立体図形で正答率が男子9.0%,女子5.8%の問題への攻略法です。
4月7日の四谷大塚合不合判定テスト算数、大問6の(3) 展開図を組み立ててできる立体の体積を求める問題です。
これは解き方の基本を身に付ければ正解できます。
失点するのは勿体無いです。
まずは問題を見てみましょう。
【問題】
(3)右の図はある立体の展開図で,正方形1個と正三角形4個の組み合わせです。
また,正方形の面の対角線の長さは6cmです。
この展開図を組み立てた立体の体積は何㎤ですか。
ご覧のようにシンプルな問題です。
でも、それゆえに解くための取っ掛かりがどこにあるのか、見つけにくかったかも。
大問6の枝番(3)は難度が高いことが多いので、手をつけなかった生徒も多かったのかも知れませんが。
この「どこから手をつければ良いのかわからない」は、図形問題に関する悩みとしてよく聞きます。
と言うことは、
「どこから手をつければ良いか」を覚えてしまえば、動き始められる訳です。
「どこから手をつければ良いか」とは「図形問題を解くパターン」です。
解くパターンがいくつくらい有るのか、学習中の生徒にはわかりません。
ゴールの見えない努力は、とてもとても疲れるはずです。
という訳で、「図形問題を解くパターン」のリストアップ作業をしました。
図形問題を解くたびに、どんな知識を使って解いたかメモを今も取っています。
最近は新しい項目が追加されることがほとんど無くなりました。
現時点で、図形問題の必須知識はたったの40個です。
都道府県の数よりも少ない訳です。
それらの知識が即答レベルで覚えてしまえば、図形問題の最初の一手になります。
今回の問題で用いる知識は次の4個です。
・正方形を見たら菱形の面積を疑え
・三角形の面積は直角を探せ。
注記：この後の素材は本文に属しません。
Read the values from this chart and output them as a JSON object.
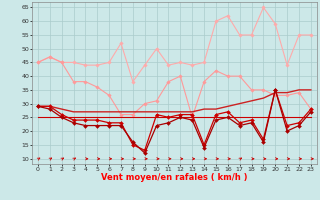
{
  "x": [
    0,
    1,
    2,
    3,
    4,
    5,
    6,
    7,
    8,
    9,
    10,
    11,
    12,
    13,
    14,
    15,
    16,
    17,
    18,
    19,
    20,
    21,
    22,
    23
  ],
  "series": [
    {
      "name": "rafales_max_upper",
      "color": "#ffaaaa",
      "marker": "D",
      "markersize": 1.8,
      "linewidth": 0.8,
      "y": [
        45,
        47,
        45,
        45,
        44,
        44,
        45,
        52,
        38,
        44,
        50,
        44,
        45,
        44,
        45,
        60,
        62,
        55,
        55,
        65,
        59,
        44,
        55,
        55
      ]
    },
    {
      "name": "rafales_mid_upper",
      "color": "#ff9999",
      "marker": "D",
      "markersize": 1.8,
      "linewidth": 0.8,
      "y": [
        45,
        47,
        45,
        38,
        38,
        36,
        33,
        26,
        26,
        30,
        31,
        38,
        40,
        25,
        38,
        42,
        40,
        40,
        35,
        35,
        33,
        33,
        34,
        28
      ]
    },
    {
      "name": "vent_upper_smooth",
      "color": "#cc2222",
      "marker": null,
      "markersize": 0,
      "linewidth": 1.0,
      "y": [
        29,
        29,
        28,
        27,
        27,
        27,
        27,
        27,
        27,
        27,
        27,
        27,
        27,
        27,
        28,
        28,
        29,
        30,
        31,
        32,
        34,
        34,
        35,
        35
      ]
    },
    {
      "name": "vent_upper_marked",
      "color": "#cc0000",
      "marker": "D",
      "markersize": 2.0,
      "linewidth": 0.9,
      "y": [
        29,
        29,
        26,
        24,
        24,
        24,
        23,
        23,
        15,
        13,
        26,
        25,
        26,
        26,
        15,
        26,
        27,
        23,
        24,
        17,
        35,
        22,
        23,
        28
      ]
    },
    {
      "name": "vent_flat",
      "color": "#cc0000",
      "marker": null,
      "markersize": 0,
      "linewidth": 0.8,
      "y": [
        25,
        25,
        25,
        25,
        25,
        25,
        25,
        25,
        25,
        25,
        25,
        25,
        25,
        25,
        25,
        25,
        25,
        25,
        25,
        25,
        25,
        25,
        25,
        25
      ]
    },
    {
      "name": "vent_lower_marked",
      "color": "#aa0000",
      "marker": "D",
      "markersize": 2.0,
      "linewidth": 0.9,
      "y": [
        29,
        28,
        25,
        23,
        22,
        22,
        22,
        22,
        16,
        12,
        22,
        23,
        25,
        24,
        14,
        24,
        25,
        22,
        23,
        16,
        35,
        20,
        22,
        27
      ]
    }
  ],
  "wind_arrows_angled": [
    0,
    1,
    2,
    3,
    17
  ],
  "xlim": [
    -0.5,
    23.5
  ],
  "ylim": [
    8,
    67
  ],
  "yticks": [
    10,
    15,
    20,
    25,
    30,
    35,
    40,
    45,
    50,
    55,
    60,
    65
  ],
  "xticks": [
    0,
    1,
    2,
    3,
    4,
    5,
    6,
    7,
    8,
    9,
    10,
    11,
    12,
    13,
    14,
    15,
    16,
    17,
    18,
    19,
    20,
    21,
    22,
    23
  ],
  "xlabel": "Vent moyen/en rafales ( km/h )",
  "bg_color": "#cce8e8",
  "grid_color": "#aacccc",
  "arrow_color": "#cc0000"
}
無ければ作れ。
・同じ長さ全てに見やすい記号を書き込め
・合同は2辺1角、1辺2角、3辺
それではこれらの知識を使って問題を解く・・・前に
解法の知識以前に必須となる、展開図から立体を想像する「感覚」の話。
この感覚は育てられます。
方法は簡単で、実際に組み立ててみることです。
生徒に見せるために作ったのが、これです。
写真を見るだけ、図を書いてみるだけ、では得られない感覚です。
今すぐ100均に工作用ボール紙を買いに行きましょう。
それでは「図形問題を解くパターン」を使って解いてみましょう。
・正方形を見たら菱形の面積を疑え
正方形は四角錐の底面ですから、まず正方形の土地を確保します。
菱形の面積の式で、対角線の長さから底面積が求められます。
6cm × 6cm ÷ 2 = 18㎠
・三角形の面積は直角を探せ。無ければ作れ
もとは平面図形に使う解法です。
三角形の面積で底辺と高さはかならず直角になりますから、それを探します。
立体図形においても、高さはかならず底面に対して直角(垂直)になります。
そこで正方形の中央に垂直な心柱を立ててみます。
その長さが四角錐の高さです。 これがわかれば解答を出せると気付けます。
・同じ長さ全てに見やすい記号を書き込め
・合同は2辺1角、1辺2角、3辺
四角錐の高さをどうやって求めるか、ここがポイントですね。
正方形と正三角形の辺の長さは全て同じですから、見やすい印を全てに書きます。
三角形PACと 三角形BACは 辺ACを共通に使う二等辺三角形です。
「3辺が等しい三角形は合同」に気付けば高さが対角線の半分 3cm だとわかります。
18㎠ × 3cm ÷ 3 = 18㎤
こうやってタネあかしを見れば簡単な問題と感じるはず。
ですが正解を出すためには、見取り図をある程度まで正確に書くことが必須です。
見取り図をきれいに書くには練習が必要です。
見取り図を書くときに使える方眼紙をこの記事で紹介しています。
2020−03−04:立体感覚育成用の『原稿用紙』
【展開図は習得が必須】
立体図形の学習では「立方体の切断」が多く扱われます。
Sapixの教材でも切断の問題が夏期には毎回載ってます。
立体図形の学習に関して、以前より割り振りに疑問を持っていました。
そこで、どのような入試問題が出ているのか、調べてみました。
わかったことは、展開図とその応用の問題がたくさん出ていることでした。
参考記事:2020−05−25:立方体の切断:実際の入試問題では
今回の四谷大塚合不合判定テスト、展開図にフォーカスを当てた良い出題だったと思います。
まだ余裕の有る時期に、展開図を実際に作ってみて感覚を養っておくことをお勧めします。